We used the Immersive Web SDK (IWSDK) for WebXR, Three.js (super-three) for rendering, and Vite + TypeScript for the app. The 3D cat (Kat) is a GLB model with a speech-bubble system and simple movement. World generation goes through WorldLabs Marble (Gaussian splats); we poll the API, resolve the splat URL, then load the splat in the scene. Neko's personality, hints, and “does this world match?” decisions are handled by Anthropic Claude (messages API) with a fixed system prompt and structured output. The “pick items → room concept” step uses Google Gemini (via a small backend proxy) to turn the item list into a title, prompt, and theme. We cache generated worlds (e.g. in worldCache) and surface them in a saved-worlds system so users can reload past rooms from the panel.

Challenges we ran into

Initially we wanted to do the same project using the Unity kit. However, the generated Marble files, even at their lowest size, were running so poorly on the Meta Quest headset that we were targeting that the user was unable to properly look around and interact with the UI. So, we had to pivot to a WebXR app at 7pm :,) Additionally, we had trouble loading the generated Gaussian Splat from Marble into the right position and orientation in the application.

Accomplishments that we're proud of

A full VR loop: pick items → AI room concept → real 3D world generation → AI cat that judges and reacts. Neko feeling like a character: secret desire, cryptic hints, annoyed and happy phrases, and confetti when the player finally gets it right. They're fun to interact with.

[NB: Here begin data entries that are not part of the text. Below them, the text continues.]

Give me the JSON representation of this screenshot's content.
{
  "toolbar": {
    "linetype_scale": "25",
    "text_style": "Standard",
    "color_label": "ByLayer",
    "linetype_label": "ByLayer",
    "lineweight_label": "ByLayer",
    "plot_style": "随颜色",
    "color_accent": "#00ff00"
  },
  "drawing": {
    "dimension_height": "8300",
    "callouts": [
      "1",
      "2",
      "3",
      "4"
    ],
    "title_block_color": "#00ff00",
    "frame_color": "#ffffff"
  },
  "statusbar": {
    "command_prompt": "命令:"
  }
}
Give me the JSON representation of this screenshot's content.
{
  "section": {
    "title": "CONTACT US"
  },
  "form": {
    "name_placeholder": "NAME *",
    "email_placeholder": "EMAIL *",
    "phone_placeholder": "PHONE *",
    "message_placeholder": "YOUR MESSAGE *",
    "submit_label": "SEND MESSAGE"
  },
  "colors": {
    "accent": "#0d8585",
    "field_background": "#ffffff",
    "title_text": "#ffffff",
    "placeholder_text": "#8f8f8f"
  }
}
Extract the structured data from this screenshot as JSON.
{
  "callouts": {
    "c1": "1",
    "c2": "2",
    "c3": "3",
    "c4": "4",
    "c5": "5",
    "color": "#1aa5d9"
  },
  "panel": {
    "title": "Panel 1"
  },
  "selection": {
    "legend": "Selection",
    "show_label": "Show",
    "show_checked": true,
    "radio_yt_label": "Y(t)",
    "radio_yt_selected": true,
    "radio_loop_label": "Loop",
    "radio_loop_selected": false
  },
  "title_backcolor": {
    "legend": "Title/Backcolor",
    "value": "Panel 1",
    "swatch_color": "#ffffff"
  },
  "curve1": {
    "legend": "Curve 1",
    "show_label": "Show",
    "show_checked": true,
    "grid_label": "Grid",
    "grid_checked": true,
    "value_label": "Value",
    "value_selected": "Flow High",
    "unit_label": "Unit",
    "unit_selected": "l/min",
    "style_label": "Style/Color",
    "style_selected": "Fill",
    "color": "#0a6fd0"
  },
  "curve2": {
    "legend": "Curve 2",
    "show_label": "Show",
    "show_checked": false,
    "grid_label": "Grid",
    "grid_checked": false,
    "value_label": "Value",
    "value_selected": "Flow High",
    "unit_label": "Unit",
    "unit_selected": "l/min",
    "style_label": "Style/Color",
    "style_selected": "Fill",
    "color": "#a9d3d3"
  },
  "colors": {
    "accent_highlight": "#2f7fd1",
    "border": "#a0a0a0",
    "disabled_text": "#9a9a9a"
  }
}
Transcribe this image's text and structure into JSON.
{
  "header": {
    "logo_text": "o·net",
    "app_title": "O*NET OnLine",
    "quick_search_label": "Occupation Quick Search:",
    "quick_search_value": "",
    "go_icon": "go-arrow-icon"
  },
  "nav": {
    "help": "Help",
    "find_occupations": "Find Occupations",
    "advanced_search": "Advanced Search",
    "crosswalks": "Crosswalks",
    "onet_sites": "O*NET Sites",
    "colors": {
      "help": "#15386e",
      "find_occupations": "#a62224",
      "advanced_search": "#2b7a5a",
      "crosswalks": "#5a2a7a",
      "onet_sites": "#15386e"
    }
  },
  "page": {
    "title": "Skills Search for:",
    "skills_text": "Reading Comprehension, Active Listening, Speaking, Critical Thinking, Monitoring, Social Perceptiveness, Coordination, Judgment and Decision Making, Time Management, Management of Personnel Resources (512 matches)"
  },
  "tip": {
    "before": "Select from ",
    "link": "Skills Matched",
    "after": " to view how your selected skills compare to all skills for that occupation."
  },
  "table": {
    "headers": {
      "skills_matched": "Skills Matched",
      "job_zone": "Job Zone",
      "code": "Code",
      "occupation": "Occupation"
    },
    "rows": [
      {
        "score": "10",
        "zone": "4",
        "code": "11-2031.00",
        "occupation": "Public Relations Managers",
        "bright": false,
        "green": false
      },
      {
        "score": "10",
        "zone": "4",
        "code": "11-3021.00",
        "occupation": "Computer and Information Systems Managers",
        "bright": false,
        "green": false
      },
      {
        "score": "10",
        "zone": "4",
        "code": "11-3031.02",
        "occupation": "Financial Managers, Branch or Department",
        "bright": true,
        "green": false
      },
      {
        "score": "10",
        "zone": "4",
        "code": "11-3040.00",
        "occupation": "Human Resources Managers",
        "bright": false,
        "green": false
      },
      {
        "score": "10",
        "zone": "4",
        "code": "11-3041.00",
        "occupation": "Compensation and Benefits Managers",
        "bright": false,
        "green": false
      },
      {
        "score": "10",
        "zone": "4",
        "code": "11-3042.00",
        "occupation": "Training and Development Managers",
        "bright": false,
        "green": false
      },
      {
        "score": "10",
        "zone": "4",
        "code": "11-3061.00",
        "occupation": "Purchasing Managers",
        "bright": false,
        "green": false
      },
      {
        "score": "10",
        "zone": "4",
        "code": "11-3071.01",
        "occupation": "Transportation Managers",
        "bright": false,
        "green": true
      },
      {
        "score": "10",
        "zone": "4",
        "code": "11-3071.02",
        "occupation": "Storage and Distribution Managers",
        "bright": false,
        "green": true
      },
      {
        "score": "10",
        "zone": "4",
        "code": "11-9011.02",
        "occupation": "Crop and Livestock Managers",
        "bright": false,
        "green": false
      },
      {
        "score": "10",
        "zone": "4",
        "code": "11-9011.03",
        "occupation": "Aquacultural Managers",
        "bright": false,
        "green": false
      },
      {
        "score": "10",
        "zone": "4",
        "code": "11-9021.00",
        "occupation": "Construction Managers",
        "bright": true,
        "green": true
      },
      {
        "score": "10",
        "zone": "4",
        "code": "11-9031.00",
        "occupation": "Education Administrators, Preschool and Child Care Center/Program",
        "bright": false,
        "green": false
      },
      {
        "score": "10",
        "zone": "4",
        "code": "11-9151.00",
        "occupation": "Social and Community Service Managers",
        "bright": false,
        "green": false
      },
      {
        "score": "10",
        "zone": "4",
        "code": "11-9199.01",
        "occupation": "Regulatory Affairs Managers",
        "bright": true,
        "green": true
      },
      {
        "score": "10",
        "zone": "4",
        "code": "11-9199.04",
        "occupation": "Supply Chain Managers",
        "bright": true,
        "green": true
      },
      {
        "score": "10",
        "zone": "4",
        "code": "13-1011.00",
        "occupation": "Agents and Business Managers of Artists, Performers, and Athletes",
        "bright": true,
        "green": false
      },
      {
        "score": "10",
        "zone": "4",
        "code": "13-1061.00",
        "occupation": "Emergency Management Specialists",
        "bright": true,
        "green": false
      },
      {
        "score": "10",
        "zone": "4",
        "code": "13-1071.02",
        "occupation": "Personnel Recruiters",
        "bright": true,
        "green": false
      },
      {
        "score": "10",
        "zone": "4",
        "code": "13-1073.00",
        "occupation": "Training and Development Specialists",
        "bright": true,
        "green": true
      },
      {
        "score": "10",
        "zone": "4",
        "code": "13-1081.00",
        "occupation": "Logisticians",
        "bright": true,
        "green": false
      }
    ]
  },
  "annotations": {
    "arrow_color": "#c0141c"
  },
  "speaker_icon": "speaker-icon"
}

A practical “Mock Generate World” path so we can test Neko's logic and UX without burning WorldLabs credits every time. Saved worlds so players can revisit favorite rooms and we can demo multiple scenes without regenerating. A single in-headset UI for items, generation, progress, rating, and saved worlds, all in spatial UI.

What we learned

Performance and platform choice: For our Marble + Gaussian splat workflow on Quest, WebXR gave us playable frame rates and usable UI where our Unity build did not, even at the lowest splat size—and sometimes the “simpler” stack is the right one under constraints. Pivoting late: We learned to switch tech (Unity → WebXR) late in the day and still ship: scoping to what the new stack could do well and reusing our existing APIs (Claude, Gemini, WorldLabs) made the pivot feasible. How to load, display, and animate Gaussian splats in a WebXR app and how to hook that into an async generation API. How to combine multiple AI APIs (Claude for character and judging, Gemini for creative prompts) in one user flow.

What's next for Neko Dreams

More 3D models: Richer environments and maybe interactive objects or props that Neko can react to. Text-to-speech: Give Neko a voice so hints and reactions are spoken in addition to (or instead of) text bubbles. Voice input: Let players describe or refine the world by speaking (e.g. “make it more cozy” or “add a window”) and feed that into the prompt or concept step. UI improvements: Clearer hierarchy and feedback in the panel, better progress and error messages, and refinements to layout and readability in VR.